A weekly chart is a financial analyst's tool used to track the value movement of stocks, commercial entities, and other economic indicators. Summaries of each week's changes are recorded throughout the year for a more comprehensive perspective of activity than simply reviewing day-to-day numbers. Generally a weekly chart is evaluated by analysts who are searching for trends in financial growth or stagnation. Some varieties of a weekly chart are more detailed than others, and many are translated into easily readable graphs.

Closely following the up and down indicators within a single day generally gives a financial analyst a false impression of the tendencies of the commodity. Graphs and charts that include a week's worth of activity information generally show the true nature of a financial pattern. In many cases, the weekly chart is combined with data from past weeks to produce a chart that shows the change between the weeks of a quarter or year. Technical analysis of multiple years of weekly charting is sometimes used to predict trends and make moves to benefit the company or investor.

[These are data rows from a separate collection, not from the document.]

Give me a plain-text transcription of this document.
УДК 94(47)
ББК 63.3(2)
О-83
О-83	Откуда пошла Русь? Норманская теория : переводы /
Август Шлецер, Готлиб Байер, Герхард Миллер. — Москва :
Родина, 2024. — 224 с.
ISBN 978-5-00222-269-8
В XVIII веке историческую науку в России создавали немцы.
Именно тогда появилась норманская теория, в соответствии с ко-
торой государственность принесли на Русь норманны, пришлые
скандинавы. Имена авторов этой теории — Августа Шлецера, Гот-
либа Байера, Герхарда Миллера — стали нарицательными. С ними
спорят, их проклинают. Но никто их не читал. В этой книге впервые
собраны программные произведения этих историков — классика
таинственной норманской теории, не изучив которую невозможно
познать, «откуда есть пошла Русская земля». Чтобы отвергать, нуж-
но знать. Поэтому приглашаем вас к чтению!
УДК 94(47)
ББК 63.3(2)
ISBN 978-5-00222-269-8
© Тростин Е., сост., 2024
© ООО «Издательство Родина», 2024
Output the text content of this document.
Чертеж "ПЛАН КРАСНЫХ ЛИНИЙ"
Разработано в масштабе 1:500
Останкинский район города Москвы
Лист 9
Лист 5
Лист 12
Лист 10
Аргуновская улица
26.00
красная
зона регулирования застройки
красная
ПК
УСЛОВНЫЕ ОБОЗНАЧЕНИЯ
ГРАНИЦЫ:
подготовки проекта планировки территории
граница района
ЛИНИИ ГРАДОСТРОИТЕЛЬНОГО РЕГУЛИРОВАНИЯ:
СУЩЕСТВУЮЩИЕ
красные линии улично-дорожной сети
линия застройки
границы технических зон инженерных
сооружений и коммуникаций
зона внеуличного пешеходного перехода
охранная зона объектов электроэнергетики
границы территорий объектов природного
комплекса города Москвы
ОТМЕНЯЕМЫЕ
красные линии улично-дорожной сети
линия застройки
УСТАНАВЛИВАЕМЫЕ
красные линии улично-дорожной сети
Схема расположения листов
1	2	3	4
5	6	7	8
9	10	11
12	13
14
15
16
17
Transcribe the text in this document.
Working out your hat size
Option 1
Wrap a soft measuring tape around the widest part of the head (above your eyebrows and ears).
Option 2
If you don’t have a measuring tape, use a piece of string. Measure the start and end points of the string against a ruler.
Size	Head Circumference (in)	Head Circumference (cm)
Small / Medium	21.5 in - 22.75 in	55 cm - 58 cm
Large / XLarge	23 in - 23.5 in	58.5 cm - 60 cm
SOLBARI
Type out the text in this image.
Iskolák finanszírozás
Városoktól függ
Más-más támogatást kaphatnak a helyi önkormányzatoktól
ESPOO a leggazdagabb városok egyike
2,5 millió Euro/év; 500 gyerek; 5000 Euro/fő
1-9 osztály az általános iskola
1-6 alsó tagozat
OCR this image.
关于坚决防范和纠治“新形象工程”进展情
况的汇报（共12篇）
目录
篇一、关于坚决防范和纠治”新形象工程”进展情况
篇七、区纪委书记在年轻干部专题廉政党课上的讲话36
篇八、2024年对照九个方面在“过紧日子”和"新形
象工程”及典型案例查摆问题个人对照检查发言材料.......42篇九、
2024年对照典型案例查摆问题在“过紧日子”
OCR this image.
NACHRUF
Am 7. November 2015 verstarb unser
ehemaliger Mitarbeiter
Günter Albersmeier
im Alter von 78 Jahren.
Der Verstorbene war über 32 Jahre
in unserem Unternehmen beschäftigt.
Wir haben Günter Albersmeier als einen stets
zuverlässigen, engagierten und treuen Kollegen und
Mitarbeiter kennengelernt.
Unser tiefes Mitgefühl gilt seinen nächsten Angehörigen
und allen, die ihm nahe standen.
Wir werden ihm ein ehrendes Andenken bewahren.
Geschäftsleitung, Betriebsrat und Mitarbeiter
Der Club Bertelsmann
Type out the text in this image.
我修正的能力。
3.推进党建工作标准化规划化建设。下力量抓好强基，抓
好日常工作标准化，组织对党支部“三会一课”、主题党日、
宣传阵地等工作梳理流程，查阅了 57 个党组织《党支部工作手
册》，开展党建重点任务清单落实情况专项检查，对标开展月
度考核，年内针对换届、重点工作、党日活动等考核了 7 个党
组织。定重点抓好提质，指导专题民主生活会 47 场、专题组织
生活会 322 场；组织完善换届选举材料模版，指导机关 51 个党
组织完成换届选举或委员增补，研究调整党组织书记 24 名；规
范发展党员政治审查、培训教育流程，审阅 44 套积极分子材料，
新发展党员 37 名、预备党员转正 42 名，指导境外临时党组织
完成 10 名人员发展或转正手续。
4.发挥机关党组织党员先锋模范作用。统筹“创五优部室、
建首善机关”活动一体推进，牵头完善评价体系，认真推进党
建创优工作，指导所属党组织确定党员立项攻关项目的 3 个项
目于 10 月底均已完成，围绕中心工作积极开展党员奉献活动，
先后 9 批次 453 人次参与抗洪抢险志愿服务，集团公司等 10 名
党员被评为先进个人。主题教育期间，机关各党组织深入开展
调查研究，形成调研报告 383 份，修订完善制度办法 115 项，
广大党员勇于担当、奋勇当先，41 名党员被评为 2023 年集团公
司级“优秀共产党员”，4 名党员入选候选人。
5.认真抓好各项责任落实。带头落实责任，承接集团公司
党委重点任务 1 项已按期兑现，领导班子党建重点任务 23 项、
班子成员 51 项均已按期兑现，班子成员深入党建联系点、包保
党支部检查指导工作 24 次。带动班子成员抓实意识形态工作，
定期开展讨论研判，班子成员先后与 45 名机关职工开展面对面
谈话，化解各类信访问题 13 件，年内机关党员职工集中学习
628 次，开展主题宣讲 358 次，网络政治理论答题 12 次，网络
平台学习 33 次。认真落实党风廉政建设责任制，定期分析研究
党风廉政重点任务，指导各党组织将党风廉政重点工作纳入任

Weekly charts are used to track financial activity.
Weekly charts are used to track financial activity.

A graph representation of weekly chart activity that shows the figures from the start and end of the week and the highest and lowest points that were reached is called a weekly candlestick chart. The four key figures — open, high, low, and close — are often abbreviated OHLC. The open and close numbers are charted to form a vertical rectangle that looks like a candle, and the high and low figures are added to the chart as wicks extending from the top and bottom of the rectangle. A candlestick chart is a type of OHLC chart that provides an analyst with enough information to understand the week's overall change as well as how far it swang in either direction to reach that point.

Graphs and charts that include a week's worth of activity information generally show the true nature of a financial pattern.
Graphs and charts that include a week's worth of activity information generally show the true nature of a financial pattern.

Weekly bar charts often contain only the high, low, and close numbers. A vertical line is drawn from the highest point to the lowest point that was reached within that week. A horizontal line is added to this variety of weekly chart to show the position of the asset at week's end. As bars are added to represent the activity of each weekly chart, a clearer picture of financial momentum is easy to understand at a glance. Bar charts are less cluttered than candlestick charts, which often makes them the first choice when evaluating weekly chart data over a period of several years.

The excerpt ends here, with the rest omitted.